You admit you've 'strung her along for a year'. By doing this you have done DW a great wrong. The iron-cladness of your reasons for not wanting another are a separate issue to this, and they don't cancel each other out. It was a bad thing to do in general, but particularly so to a woman in her mid 30s. She might decide she can't stay with you because of that. That's possible. It wouldn't be the first or last time someone has left a relationship to have another child. You said you aren't willing to either lose your marriage over this or to have another baby to keep it, well that isn't a choice you get to make. This might be a deal breaker for her and you're going to need to prepare for that.
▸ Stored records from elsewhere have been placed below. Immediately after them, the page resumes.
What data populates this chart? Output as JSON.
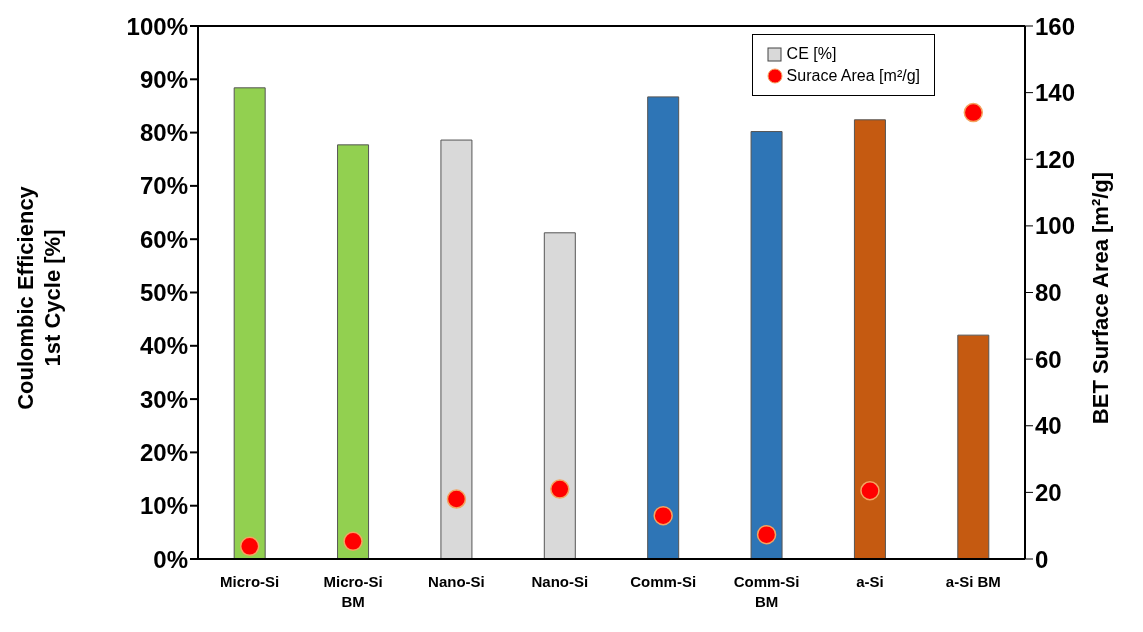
{
  "chart_data": {
    "type": "bar",
    "ylabel": "Coulombic Efficiency\n1st Cycle [%]",
    "y2label": "BET Surface Area [m²/g]",
    "categories": [
      "Micro-Si",
      "Micro-Si BM",
      "Nano-Si",
      "Nano-Si",
      "Comm-Si",
      "Comm-Si BM",
      "a-Si",
      "a-Si BM"
    ],
    "series": [
      {
        "name": "CE [%]",
        "color": "#d9d9d9",
        "colors": [
          "#92d050",
          "#92d050",
          "#d9d9d9",
          "#d9d9d9",
          "#2e75b6",
          "#2e75b6",
          "#c55a11",
          "#c55a11"
        ],
        "values": [
          88.4,
          77.7,
          78.6,
          61.2,
          86.7,
          80.2,
          82.4,
          42.0
        ]
      },
      {
        "name": "Surace Area [m²/g]",
        "type": "scatter",
        "axis": "y2",
        "color": "#ff0000",
        "marker": "circle",
        "values": [
          3.8,
          5.3,
          18,
          21,
          13,
          7.3,
          20.5,
          134
        ]
      }
    ],
    "ylim": [
      0,
      100
    ],
    "yticks": [
      {
        "value": 0,
        "label": "0%"
      },
      {
        "value": 10,
        "label": "10%"
      },
      {
        "value": 20,
        "label": "20%"
      },
      {
        "value": 30,
        "label": "30%"
      },
      {
        "value": 40,
        "label": "40%"
      },
      {
        "value": 50,
        "label": "50%"
      },
      {
        "value": 60,
        "label": "60%"
      },
      {
        "value": 70,
        "label": "70%"
      },
      {
        "value": 80,
        "label": "80%"
      },
      {
        "value": 90,
        "label": "90%"
      },
      {
        "value": 100,
        "label": "100%"
      }
    ],
    "y2lim": [
      0,
      160
    ],
    "y2ticks": [
      0,
      20,
      40,
      60,
      80,
      100,
      120,
      140,
      160
    ],
    "grid": false,
    "legend": "top right"
  }
}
Also the issue of finances has come up a lot in this thread. I don't use the word 'subsidise' because it's loaded, but she's contributing quite a lot more to the pot than you are. It isn't just the extra £200 a month, but the extra 2 days a week of childcare she does. That's what, £80 a week she's saving you as a household. About £350 a month, on top of her higher wages. Now, there's nothing wrong with this setup. We don't all have the same earning capacity, or the same ability to work compressed shifts. It's not your fault she earns more than you and you aren't some kind of parasite. But the point is, if she's even at all angry or resentful about your behaviour, which she probably will be and with good reason, this is going to occur to her. It's going to sting, when one of the reasons for your decision is financial and you're paying more in maintenance to your DS. I'm not saying you should or shouldn't do that, just saying that clearly quite a lot of women would find that particularly galling. It probably is going to come up. I agree with PPs that some counselling is likely to be in order. And I hope you can find a resolution.

Offred · 18/08/2015 18:53

I can understand the giving of practical reasons, it's common with lots of relationships issues btw. But just like you don't need a 'good reason' to leave a relationship, you don't need a 'good reason' not to want any more DC. There may be plenty of good reasons in either case but what really matters is how you feel. No-one should be forced to be in a relationship they don't want and no-one should be forced into a baby they don't want. No matter how strong someone else's feelings are.

Waltermittythesequel · 18/08/2015 18:55

And, no, I don't think it's selfish to want a child!

If it is, then a very high percentage of us on this forum are selfish.